I'm right here.

The honest inscriptions. In no particular order.

nudawn:

so i just read a post cricket rebloged and the words “i’m lonely too” caught my eye.  there is something about the word “lonely” that creeps me out.  ive heard a few people say it, and it kind of disturbs me.

i assume that everyone is lonely.  its a given.  you can be all by yourself, or surrounded by people and feel lonely.  you can have no life, or an overly active social calendar and be painfully lonesome.

even though i shy away from showing my emotions to people (because showing your emotions is involuntary, not controlled, up for interpretation), i can and do articulate them verbally all the time (cause that way its somehow controlled, given context, justified or validated).

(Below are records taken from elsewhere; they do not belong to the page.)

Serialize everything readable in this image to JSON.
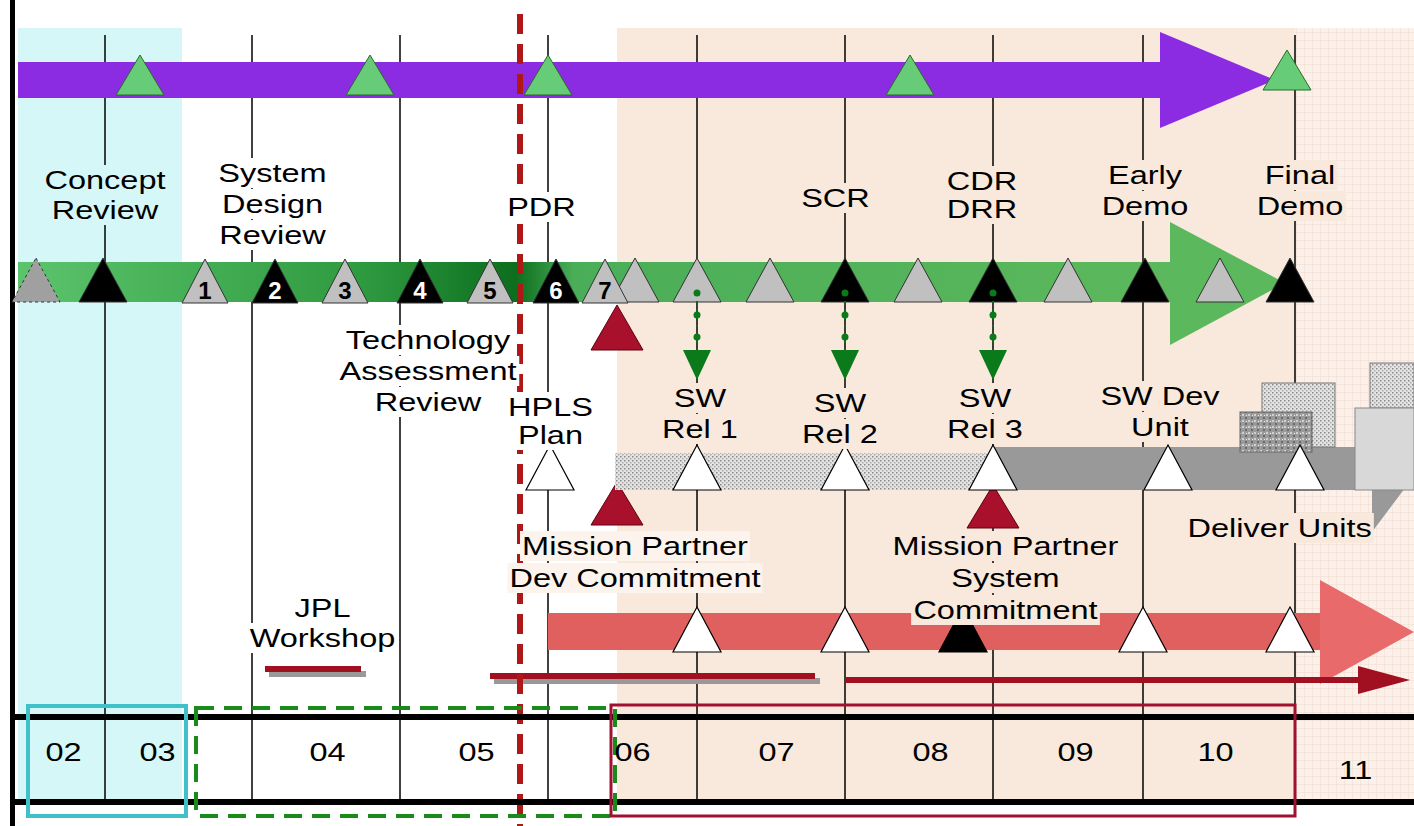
{
  "diagram": {
    "nodes": [
      {
        "text": [
          "1"
        ]
      },
      {
        "text": [
          "2"
        ]
      },
      {
        "text": [
          "3"
        ]
      },
      {
        "text": [
          "4"
        ]
      },
      {
        "text": [
          "5"
        ]
      },
      {
        "text": [
          "6"
        ]
      },
      {
        "text": [
          "7"
        ]
      }
    ],
    "labels": [
      "Concept Review",
      "System Design Review",
      "PDR",
      "SCR",
      "CDR DRR",
      "Early Demo",
      "Final Demo",
      "Technology Assessment Review",
      "HPLS Plan",
      "SW Rel 1",
      "SW Rel 2",
      "SW Rel 3",
      "SW Dev Unit",
      "Mission Partner Dev Commitment",
      "Mission Partner System Commitment",
      "Deliver Units",
      "JPL Workshop",
      "02",
      "03",
      "04",
      "05",
      "06",
      "07",
      "08",
      "09",
      "10",
      "11"
    ]
  }
}
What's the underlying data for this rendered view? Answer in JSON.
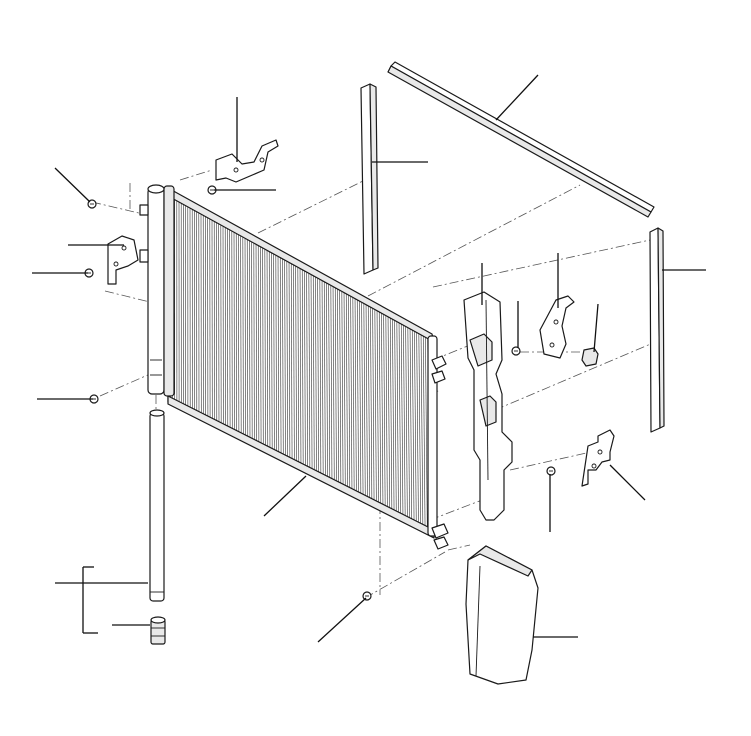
{
  "diagram": {
    "type": "exploded-parts-view",
    "labels_printed": false,
    "colors": {
      "background": "#ffffff",
      "line": "#1a1a1a",
      "shading": "#e9e9e9",
      "leader": "#111111",
      "phantom": "#555555"
    },
    "parts": [
      "condenser",
      "receiver-drier-tube",
      "drier-plug",
      "top-foam-strip",
      "left-foam-strip",
      "right-foam-strip",
      "air-guide-right",
      "air-deflector-lower",
      "upper-bracket",
      "left-bracket",
      "right-bracket",
      "small-bracket",
      "clip",
      "screws"
    ]
  }
}
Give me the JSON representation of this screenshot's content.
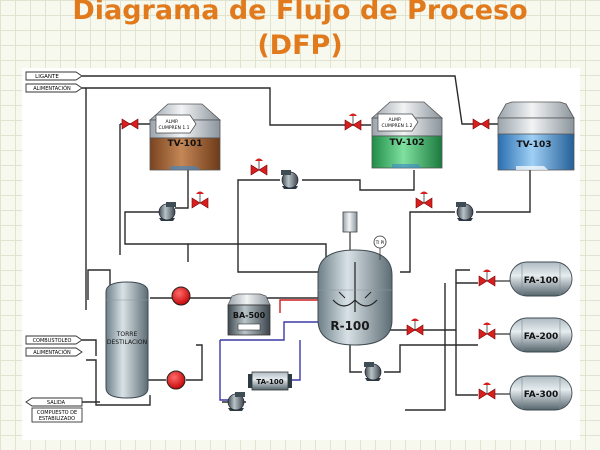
{
  "title": {
    "line1": "Diagrama de Flujo de Proceso",
    "line2": "(DFP)"
  },
  "io_labels": {
    "ligante": "LIGANTE",
    "alimentacion_top": "ALIMENTACIÓN",
    "combustoleo": "COMBUSTOLEO",
    "alimentacion_mid": "ALIMENTACIÓN",
    "salida": "SALIDA",
    "compuesto_line1": "COMPUESTO DE",
    "compuesto_line2": "ESTABILIZADO"
  },
  "tanks": [
    {
      "id": "TV-101",
      "tag_line1": "ALMP.",
      "tag_line2": "CUMPREN 1.1",
      "color": "#9a5a2e"
    },
    {
      "id": "TV-102",
      "tag_line1": "ALMP.",
      "tag_line2": "CUMPREN 1.2",
      "color": "#2eaf5e"
    },
    {
      "id": "TV-103",
      "tag_line1": "",
      "tag_line2": "",
      "color": "#3a86c8"
    }
  ],
  "reactor": {
    "id": "R-100"
  },
  "tower": {
    "line1": "TORRE",
    "line2": "DESTILACION"
  },
  "equipment": {
    "ba": "BA-500",
    "ta": "TA-100"
  },
  "instrument": {
    "label": "TI  PI"
  },
  "storage": [
    "FA-100",
    "FA-200",
    "FA-300"
  ]
}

but fuck, the word lonely.  it just sound so… i dont know… pitiful.  it sounds like desperation.  being sad or in mourning is one thing, but verbalizing out loud to other people that you are “lonely” sounds like you’re wallowing in that sadness.  that you feel sorry for yourself.

its kind of how i feel about empathy and pity.  i’m ok with empathy, but i’d never want anyone to “pity” me.  its insulting.  arrogant even.  i feel like people that admit to being lonely are asking for pity.

im reading this and i realize i sound like an incredible asshole.  everyone is lonely at one time or another… i just dont like the word.  im not entirely sure why.